Wednesday, July 23, 2014


A recent “issue” of the National Association of Tax Professional’s TAXPRO WEEKLY email newsletter included the following item (the highlight is mine) -

The following is from Rev. Proc. 2014-42:

‘Revenue Procedure 81-38 is modified and superseded for tax returns and claims for refund prepared and signed (or prepared if there is no signature space on the form) after December 31, 2015.

Unenrolled tax return preparers may not rely on Revenue Procedure 81-38 to represent taxpayers during an examination of a tax return or claim for refund prepared or signed after December 31, 2015.’

This essentially means that after December 31, 2015, if you don’t volunteer to participate in this program and you aren’t an EA, CPA or attorney, you can’t correspond with the IRS about tax law on a return you prepared unless your client is present.”

First – “you can’t correspond with the IRS about tax law on a return you prepared unless your client is present”.  According to Mirriam-Webster the applicable definition of correspond is “to communicate with a person by exchange of letters”.  Does this mean that I can write a letter to the IRS if my client is in the room with me when I do so?  Does my “correspondence” with the IRS need to include a certified statement from the client that he/she was looking over my shoulder as I typed the letter?

I contacted the NATP publications editor, for whom I have written in the past, and asked how this affects the “check the box” Third party Designee procedure.  Here is the answer I received –

The volunteer program did not change the procedures or rules for naming a third party designee. Anyone can be named as a third party designee. Carol Campbell told me that herself.”

That is good news.

What is “check the box”?

On the bottom of Page 2 of the Form 1040, under the heading “Third Party Designee” taxpayers are asked “Do you want to allow another person to discuss this return with the IRS?”  You would “check the box” to indicate yes.  I have the client “check the box” on all returns I prepare, indicating “Preparer” as the “designee’s name”.  This option is also available on many state returns, like NJ and NY.

The instructions for Form 1040 tells us -

If you check the “Yes” box, you, and your spouse if filing a joint return, are authorizing the IRS to call the designee to answer any questions that may arise during the processing of your return. You are also authorizing the designee to:

·      Give the IRS any information that is missing from your return,

·      Call the IRS for information about the processing of your return or the status of your refund or payment(s),

·      Receive copies of notices or transcripts related to your return, upon request, and

·      Respond to certain IRS notices about math errors, offsets, and return preparation.”

There is no doubt that this “check the box” procedure has done much to expedite and streamline the resolution of basic tax return issues.    

Under this procedure, I can call the IRS (which I never have done and never will do) or the IRS can call me (which actually happened once when a client forgot to sign his tax return before mailing it to the IRS), or I can write to the IRS to respond to a question or concern that the Service has about a return I have prepared, or to explain a processing or assumption error that resulted in a notice to a client about a return I have prepared.

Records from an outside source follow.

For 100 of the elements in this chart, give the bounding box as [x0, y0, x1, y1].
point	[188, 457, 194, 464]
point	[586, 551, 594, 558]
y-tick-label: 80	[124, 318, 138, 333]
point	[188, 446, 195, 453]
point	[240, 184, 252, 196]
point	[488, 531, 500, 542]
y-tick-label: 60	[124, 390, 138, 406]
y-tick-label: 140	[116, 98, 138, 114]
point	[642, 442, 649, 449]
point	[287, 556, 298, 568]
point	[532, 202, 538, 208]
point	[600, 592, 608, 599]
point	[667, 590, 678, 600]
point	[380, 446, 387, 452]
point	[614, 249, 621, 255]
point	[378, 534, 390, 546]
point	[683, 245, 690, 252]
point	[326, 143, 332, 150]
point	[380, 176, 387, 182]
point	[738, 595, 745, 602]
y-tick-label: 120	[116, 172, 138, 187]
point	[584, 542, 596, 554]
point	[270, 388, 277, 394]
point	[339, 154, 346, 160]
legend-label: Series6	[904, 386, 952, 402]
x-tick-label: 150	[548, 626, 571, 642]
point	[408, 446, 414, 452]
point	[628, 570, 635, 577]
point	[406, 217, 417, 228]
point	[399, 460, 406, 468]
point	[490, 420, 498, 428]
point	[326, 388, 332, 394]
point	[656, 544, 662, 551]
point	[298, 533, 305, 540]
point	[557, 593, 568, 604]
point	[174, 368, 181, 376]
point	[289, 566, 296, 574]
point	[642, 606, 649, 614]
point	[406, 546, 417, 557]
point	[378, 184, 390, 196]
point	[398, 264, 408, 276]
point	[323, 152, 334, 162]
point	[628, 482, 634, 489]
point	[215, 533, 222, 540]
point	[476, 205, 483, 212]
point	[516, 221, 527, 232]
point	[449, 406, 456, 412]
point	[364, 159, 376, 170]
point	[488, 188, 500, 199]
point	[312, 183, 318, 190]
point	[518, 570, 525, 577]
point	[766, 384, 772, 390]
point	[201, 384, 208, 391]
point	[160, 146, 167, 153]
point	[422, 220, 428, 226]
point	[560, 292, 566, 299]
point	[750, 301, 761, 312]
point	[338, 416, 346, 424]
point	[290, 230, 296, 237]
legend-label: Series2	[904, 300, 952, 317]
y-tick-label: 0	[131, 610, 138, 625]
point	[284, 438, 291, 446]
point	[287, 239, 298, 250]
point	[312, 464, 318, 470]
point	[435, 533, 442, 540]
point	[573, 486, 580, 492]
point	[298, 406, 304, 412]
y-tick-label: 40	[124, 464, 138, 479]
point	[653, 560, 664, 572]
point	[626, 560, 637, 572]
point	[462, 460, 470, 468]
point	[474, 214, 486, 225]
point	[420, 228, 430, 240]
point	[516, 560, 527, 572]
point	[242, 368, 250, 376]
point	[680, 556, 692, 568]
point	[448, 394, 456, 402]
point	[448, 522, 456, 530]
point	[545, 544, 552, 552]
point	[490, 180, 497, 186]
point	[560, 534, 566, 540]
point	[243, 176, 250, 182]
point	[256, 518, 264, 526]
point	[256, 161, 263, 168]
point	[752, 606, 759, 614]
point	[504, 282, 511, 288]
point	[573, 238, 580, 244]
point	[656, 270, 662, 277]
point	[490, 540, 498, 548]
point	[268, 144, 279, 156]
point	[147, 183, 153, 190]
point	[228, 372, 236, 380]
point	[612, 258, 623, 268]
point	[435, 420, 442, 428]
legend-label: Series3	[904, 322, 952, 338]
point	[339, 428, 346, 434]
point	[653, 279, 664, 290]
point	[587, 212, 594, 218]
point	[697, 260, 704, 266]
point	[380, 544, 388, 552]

I have prepared the client’s tax return, and have an intimate knowledge of what is reported on the return.  Who better to respond to IRS questions or to explain to the IRS the nature or method of calculation of items on the return?

I am glad the IRS did not change the “Third Party Designee” procedure.  Forbidding me from dealing with the IRS in this manner unless I “volunteer” would be stupid. 



Anonymous said...

According to this PDF ( posted by NATP, here are the differences between a preparer being a "third party designee" on a return and actually getting a certificate of completion in the Annual Filing Season Program, when you talk to the IRS. The differences seem minimal.

1. You can't disagree/argue with the IRS. Not exactly sure what this means... a fact is either a fact or not, as it is presented on the return - if they need more information you either provide it or not. This is a little fuzzy to me - Robert, perhaps you could "interpret" this one for us?
2. You can't talk to the IRS as part of an Audit. This one I understand.

Robert, do you have any further insight after reading this NATP article? Does acquiring the AFSP certification really do a whole lot aside from when an audit takes place? Inquiring minds want to know! ~DJ

Also, I'm curious how the addition of an 8821 might "bolster" representation rights for a preparer who does not have his/her certificate of completion with the AFSP. Thanks! ~DJ

PS, here is a good FAQ on the program:

Robert D Flach said...


I think you can disagree with the IRS on CP-2000 notices, but you just cannot "argue tax law". I doubt that the new regulations really do affect much other than being able to represent a client whose return you have prepared as a legal representative (in place of having the client attend the audit). It does not, in my opinion, stop a tax preparer from attending an audit with a client, not as legal representative but as a "resource" to answer questions about how the return was prepared.

In the past I would respond to the IRS via written correspondence. If there is a topic I can no longer address via correspondence under my signature I would just compose a letter as if it was written by the taxpayer himself/herself on Word-created letterhead with the taxpayer's name and address and have the client sign the letter.

I am not sure if a Form 8821 will allow a non-AFSP participant to do more - but I guess filing one "couldn't hurt".